Learning mixtures of structured distributions over discrete domains
This work addresses the challenge of mixture learning for structured distributions, which is incremental as it builds on existing structural properties to improve algorithmic efficiency.
The paper tackles the problem of learning mixtures of structured probability distributions over discrete domains by developing a general algorithm that is efficient in running time and sample complexity, achieving near-optimal efficiency for distributions like log-concave, monotone hazard rate, and unimodal types.
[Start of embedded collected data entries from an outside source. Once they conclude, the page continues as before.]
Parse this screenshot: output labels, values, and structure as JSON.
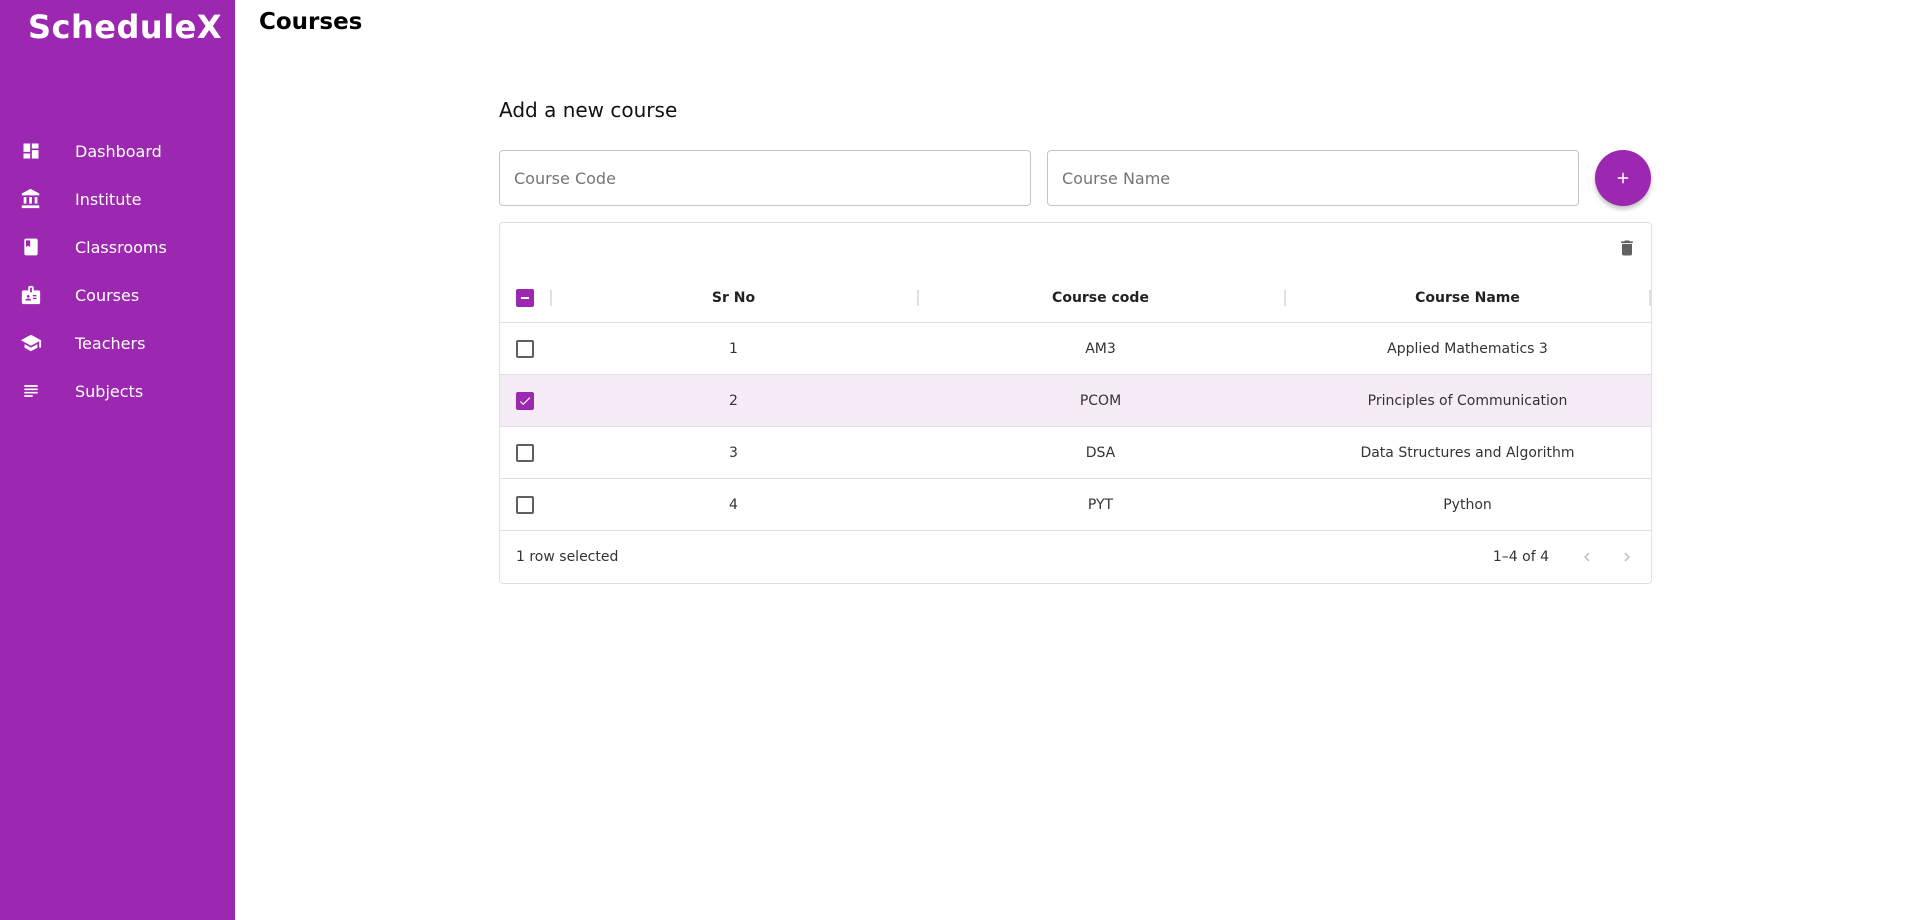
{
  "app": {
    "brand": "ScheduleX"
  },
  "sidebar": {
    "items": [
      {
        "label": "Dashboard",
        "icon": "dashboard-icon"
      },
      {
        "label": "Institute",
        "icon": "institute-icon"
      },
      {
        "label": "Classrooms",
        "icon": "classroom-icon"
      },
      {
        "label": "Courses",
        "icon": "courses-icon"
      },
      {
        "label": "Teachers",
        "icon": "teachers-icon"
      },
      {
        "label": "Subjects",
        "icon": "subjects-icon"
      }
    ]
  },
  "page": {
    "title": "Courses"
  },
  "form": {
    "title": "Add a new course",
    "code_placeholder": "Course Code",
    "name_placeholder": "Course Name",
    "add_icon": "plus-icon"
  },
  "table": {
    "columns": [
      "Sr No",
      "Course code",
      "Course Name"
    ],
    "rows": [
      {
        "sr": "1",
        "code": "AM3",
        "name": "Applied Mathematics 3",
        "selected": false
      },
      {
        "sr": "2",
        "code": "PCOM",
        "name": "Principles of Communication",
        "selected": true
      },
      {
        "sr": "3",
        "code": "DSA",
        "name": "Data Structures and Algorithm",
        "selected": false
      },
      {
        "sr": "4",
        "code": "PYT",
        "name": "Python",
        "selected": false
      }
    ],
    "footer": {
      "selected_text": "1 row selected",
      "range": "1–4 of 4"
    }
  },
  "colors": {
    "accent": "#9c27b0",
    "selected_row": "#f6ecf8"
  }
}
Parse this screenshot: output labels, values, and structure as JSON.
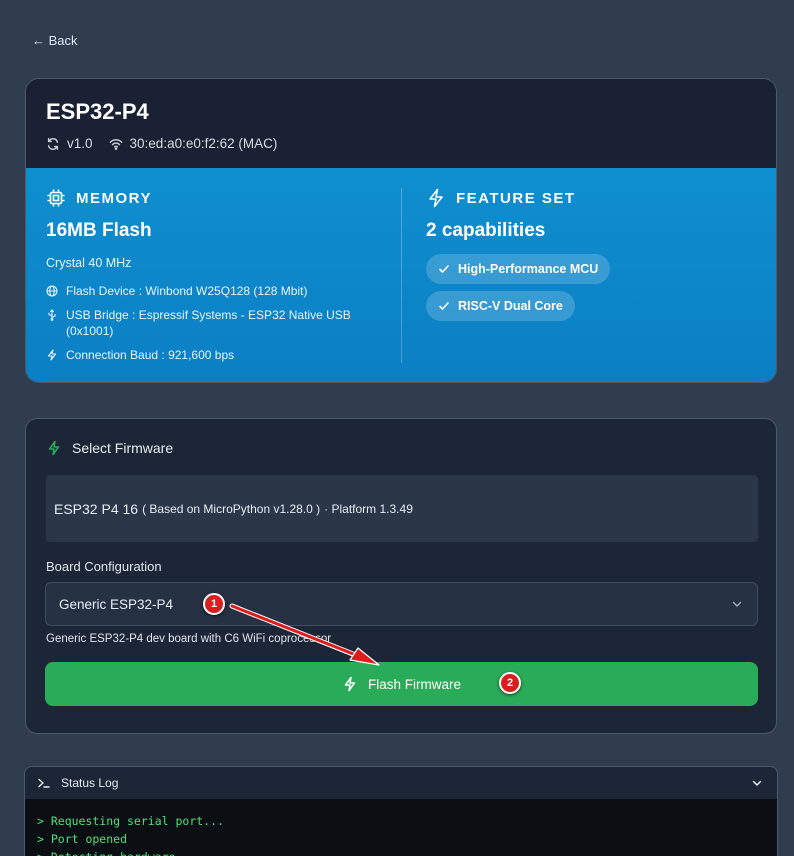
{
  "nav": {
    "back_label": "← Back"
  },
  "device": {
    "name": "ESP32-P4",
    "version": "v1.0",
    "mac": "30:ed:a0:e0:f2:62 (MAC)",
    "memory": {
      "title": "MEMORY",
      "flash": "16MB Flash",
      "crystal": "Crystal 40 MHz",
      "specs": [
        "Flash Device : Winbond W25Q128 (128 Mbit)",
        "USB Bridge : Espressif Systems - ESP32 Native USB (0x1001)",
        "Connection Baud : 921,600 bps"
      ]
    },
    "features": {
      "title": "FEATURE SET",
      "count": "2 capabilities",
      "items": [
        "High-Performance MCU",
        "RISC-V Dual Core"
      ]
    }
  },
  "firmware": {
    "section_title": "Select Firmware",
    "selected_name": "ESP32 P4 16",
    "selected_based": "( Based on MicroPython v1.28.0 )",
    "selected_platform": "· Platform 1.3.49",
    "board_label": "Board Configuration",
    "board_value": "Generic ESP32-P4",
    "board_desc": "Generic ESP32-P4 dev board with C6 WiFi coprocessor",
    "flash_label": "Flash Firmware"
  },
  "annotations": {
    "badge_1": "1",
    "badge_2": "2"
  },
  "status_log": {
    "title": "Status Log",
    "lines": [
      "> Requesting serial port...",
      "> Port opened",
      "> Detecting hardware..."
    ]
  },
  "colors": {
    "accent_green": "#2aab57",
    "accent_blue": "#0f8fd0",
    "annotation_red": "#d91e1e"
  }
}
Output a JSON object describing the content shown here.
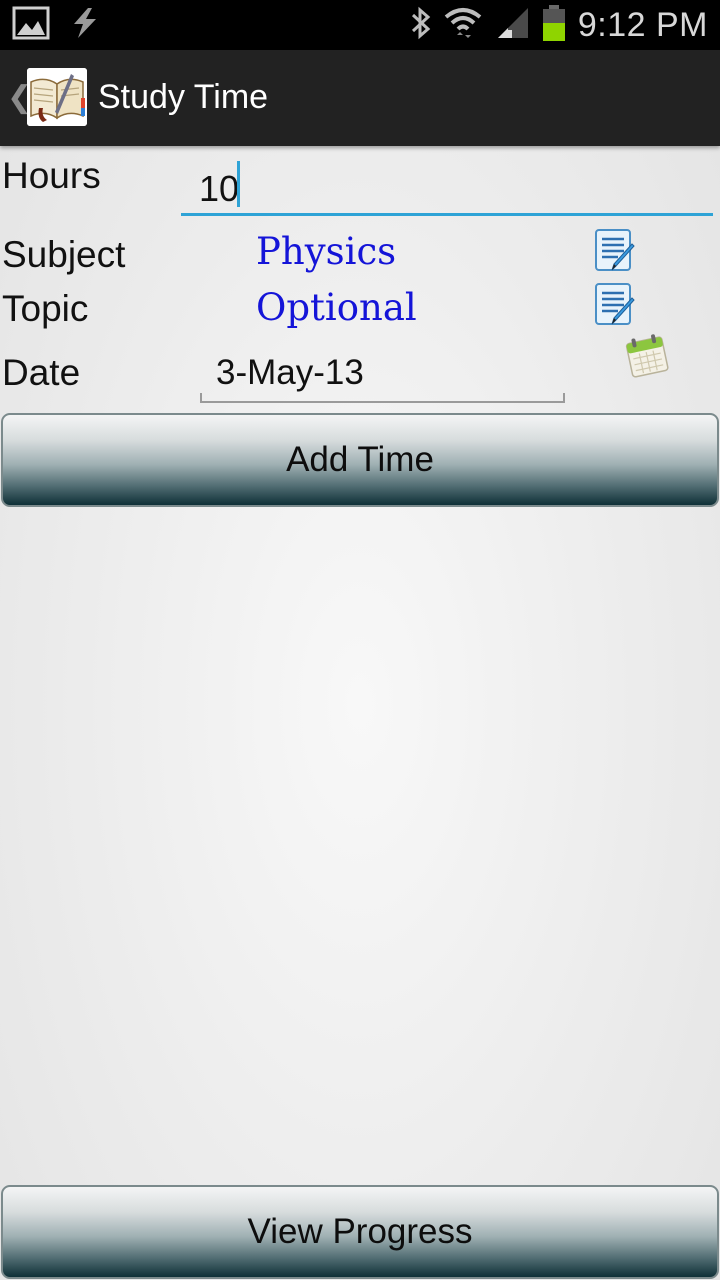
{
  "status_bar": {
    "time": "9:12 PM",
    "icons": [
      "gallery-icon",
      "flash-icon",
      "bluetooth-icon",
      "wifi-icon",
      "signal-icon",
      "battery-icon"
    ],
    "battery_color": "#8fd400"
  },
  "action_bar": {
    "title": "Study Time",
    "app_icon": "book-icon"
  },
  "form": {
    "hours_label": "Hours",
    "hours_value": "10",
    "subject_label": "Subject",
    "subject_value": "Physics",
    "topic_label": "Topic",
    "topic_value": "Optional",
    "date_label": "Date",
    "date_value": "3-May-13",
    "link_color": "#1414d8",
    "accent_color": "#2ea3d6"
  },
  "buttons": {
    "add_time": "Add Time",
    "view_progress": "View Progress"
  }
}
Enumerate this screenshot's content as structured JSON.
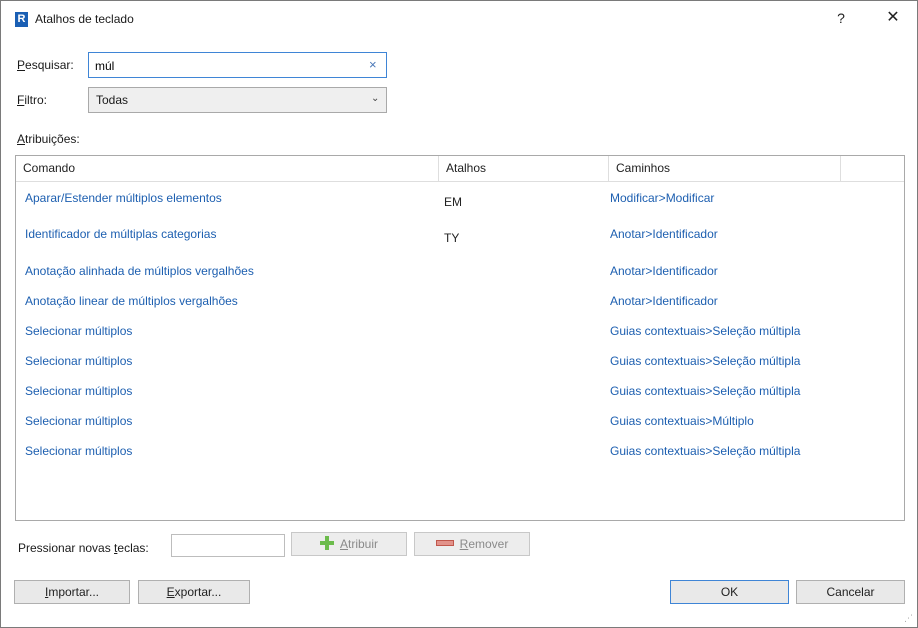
{
  "window": {
    "app_icon_letter": "R",
    "title": "Atalhos de teclado",
    "help_label": "?",
    "close_label": "✕"
  },
  "search": {
    "label_accel": "P",
    "label_rest": "esquisar:",
    "value": "múl",
    "clear_label": "×"
  },
  "filter": {
    "label_accel": "F",
    "label_rest": "iltro:",
    "selected": "Todas",
    "chevron": "⌄"
  },
  "assignments": {
    "label_accel": "A",
    "label_rest": "tribuições:"
  },
  "table": {
    "headers": {
      "command": "Comando",
      "shortcuts": "Atalhos",
      "paths": "Caminhos"
    },
    "rows": [
      {
        "command": "Aparar/Estender múltiplos elementos",
        "shortcut": "EM",
        "path": "Modificar>Modificar"
      },
      {
        "command": "Identificador de múltiplas categorias",
        "shortcut": "TY",
        "path": "Anotar>Identificador"
      },
      {
        "command": "Anotação alinhada de múltiplos vergalhões",
        "shortcut": "",
        "path": "Anotar>Identificador"
      },
      {
        "command": "Anotação linear de múltiplos vergalhões",
        "shortcut": "",
        "path": "Anotar>Identificador"
      },
      {
        "command": "Selecionar múltiplos",
        "shortcut": "",
        "path": "Guias contextuais>Seleção múltipla"
      },
      {
        "command": "Selecionar múltiplos",
        "shortcut": "",
        "path": "Guias contextuais>Seleção múltipla"
      },
      {
        "command": "Selecionar múltiplos",
        "shortcut": "",
        "path": "Guias contextuais>Seleção múltipla"
      },
      {
        "command": "Selecionar múltiplos",
        "shortcut": "",
        "path": "Guias contextuais>Múltiplo"
      },
      {
        "command": "Selecionar múltiplos",
        "shortcut": "",
        "path": "Guias contextuais>Seleção múltipla"
      }
    ]
  },
  "keys": {
    "label_pre": "Pressionar novas ",
    "label_accel": "t",
    "label_post": "eclas:",
    "value": ""
  },
  "buttons": {
    "assign_accel": "A",
    "assign_rest": "tribuir",
    "remove_accel": "R",
    "remove_rest": "emover",
    "import_accel": "I",
    "import_rest": "mportar...",
    "export_accel": "E",
    "export_rest": "xportar...",
    "ok": "OK",
    "cancel": "Cancelar"
  },
  "colors": {
    "link_text": "#1d5fb0",
    "focus_border": "#3f85d6",
    "assign_icon": "#6cbc4c",
    "remove_icon": "#e2928a"
  }
}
Let $\mathfrak{C}$ be a class of probability distributions over the discrete domain $[n] = \{1,...,n\}.$ We show that if $\mathfrak{C}$ satisfies a rather general condition -- essentially, that each distribution in $\mathfrak{C}$ can be well-approximated by a variable-width histogram with few bins -- then there is a highly efficient (both in terms of running time and sample complexity) algorithm that can learn any mixture of $k$ unknown distributions from $\mathfrak{C}.$ We analyze several natural types of distributions over $[n]$, including log-concave, monotone hazard rate and unimodal distributions, and show that they have the required structural property of being well-approximated by a histogram with few bins. Applying our general algorithm, we obtain near-optimally efficient algorithms for all these mixture learning problems.